ERNESTO VELASQUEZ-JIMINEZ, Defendant-Appellant.
Appeal from the Circuit Court of Kane County. Honorable Donald J. Tegeler, Judge, Presiding. No. 23-CF-1212
JUSTICE HUTCHINSON delivered the judgment of the court. Presiding Justice Kennedy and Justice Jorgensen concurred in the judgment.
ORDER
¶1 Held: The State’s addition to the verdict forms did not prejudice defendant as there was sufficient evidence to sustain his conviction for aggravated criminal sexual abuse; there was no error in the admission of other-crimes evidence; counsel was not ineffective with respect to defendant’s sex-offender evaluation at sentencing, as counsel used the document in mitigation and there was no prejudice to defendant.
¶2 After a jury trial, defendant Ernesto Velasquez-Jiminez was convicted of three counts of
predatory criminal sexual assault (PCSA) (720 ILCS 5/11-1.40(a)(1) (West 2022)) and seven
counts of aggravated criminal sexual abuse (ACSAb) (id. §§ 11-1.60(c)(1)(i)), to the minor, G.L.
The trial court sentenced defendant to an aggregate 49-year-prison term.
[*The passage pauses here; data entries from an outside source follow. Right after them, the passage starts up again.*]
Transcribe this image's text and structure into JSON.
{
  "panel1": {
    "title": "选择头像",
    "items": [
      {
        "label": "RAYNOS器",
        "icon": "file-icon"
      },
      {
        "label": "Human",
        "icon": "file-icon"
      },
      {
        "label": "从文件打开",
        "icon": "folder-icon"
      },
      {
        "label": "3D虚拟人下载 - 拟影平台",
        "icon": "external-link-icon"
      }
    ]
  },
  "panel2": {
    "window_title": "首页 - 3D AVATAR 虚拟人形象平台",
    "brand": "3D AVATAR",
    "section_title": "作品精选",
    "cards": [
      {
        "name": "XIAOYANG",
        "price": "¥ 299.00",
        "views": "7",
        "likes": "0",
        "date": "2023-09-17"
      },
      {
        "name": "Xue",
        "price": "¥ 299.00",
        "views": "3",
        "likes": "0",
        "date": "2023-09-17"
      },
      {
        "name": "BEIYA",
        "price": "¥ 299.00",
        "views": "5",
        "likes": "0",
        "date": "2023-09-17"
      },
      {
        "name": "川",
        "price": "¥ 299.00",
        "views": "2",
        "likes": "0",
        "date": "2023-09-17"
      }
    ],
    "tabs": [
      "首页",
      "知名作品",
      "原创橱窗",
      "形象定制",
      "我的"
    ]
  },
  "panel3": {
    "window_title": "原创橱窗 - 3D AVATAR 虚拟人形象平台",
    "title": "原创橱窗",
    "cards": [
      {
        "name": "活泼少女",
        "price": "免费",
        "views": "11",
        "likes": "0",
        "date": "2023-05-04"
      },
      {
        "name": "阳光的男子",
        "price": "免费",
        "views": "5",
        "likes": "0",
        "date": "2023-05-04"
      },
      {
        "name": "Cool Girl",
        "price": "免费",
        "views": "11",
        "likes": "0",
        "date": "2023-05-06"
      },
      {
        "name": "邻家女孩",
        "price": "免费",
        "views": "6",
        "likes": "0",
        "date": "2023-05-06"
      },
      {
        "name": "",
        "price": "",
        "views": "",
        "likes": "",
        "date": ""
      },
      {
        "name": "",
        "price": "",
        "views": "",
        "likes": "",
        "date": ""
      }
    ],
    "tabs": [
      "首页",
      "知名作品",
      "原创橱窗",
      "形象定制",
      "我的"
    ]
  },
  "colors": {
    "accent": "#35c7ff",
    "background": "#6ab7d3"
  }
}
Defendant appeals and
we affirm. ¶3 I. BACKGROUND
¶4 The charges in this case stem from events that occurred between October 1, 2021, and June
3, 2023. During that time, defendant was the romantic and domestic partner of Angela V. Angela
had two daughters from Angela’s prior relationship, G.L. and B.L., who were born in June 2011
and August 2008, respectively. G.L. and B.L. both referred to defendant as their “stepfather” even
though defendant and Angela were not married. Angela’s other children include three young sons;
defendant is their biological father. During the relevant timeframe, defendant and Angela’s blended
family lived in a single-family home in Addison and then moved to one in Elgin in 2022. Defendant
was born in 1989; he was in his early 30s when these events took place.
¶5 Pursuant to 725 ILCS 5/115-10 (West 2022), the trial court granted the State’s request to
admit G.L.’s recorded interview at the Kane County Child Advocacy Center (CAC), as well as
testimony regarding G.L.’s outcry to her mother. Pursuant to 725 ILCS 5/115-7.3 (West 2022), the
trial court also granted the State’s motion to admit evidence concerning defendant’s uncharged
sexual abuse of G.L.’s older sister, B.L. The trial court denied the State’s motion to admit evidence
of uncharged acts concerning G.L. that occurred when the family lived in Addison due to the
potential for juror confusion, at least prior to trial. The court noted however that, owing to the sheer
number of sex crimes alleged, the jury was likely to hear about uncharged conduct through G.L.’s
trial testimony, and it would consider those issues at trial as they arose.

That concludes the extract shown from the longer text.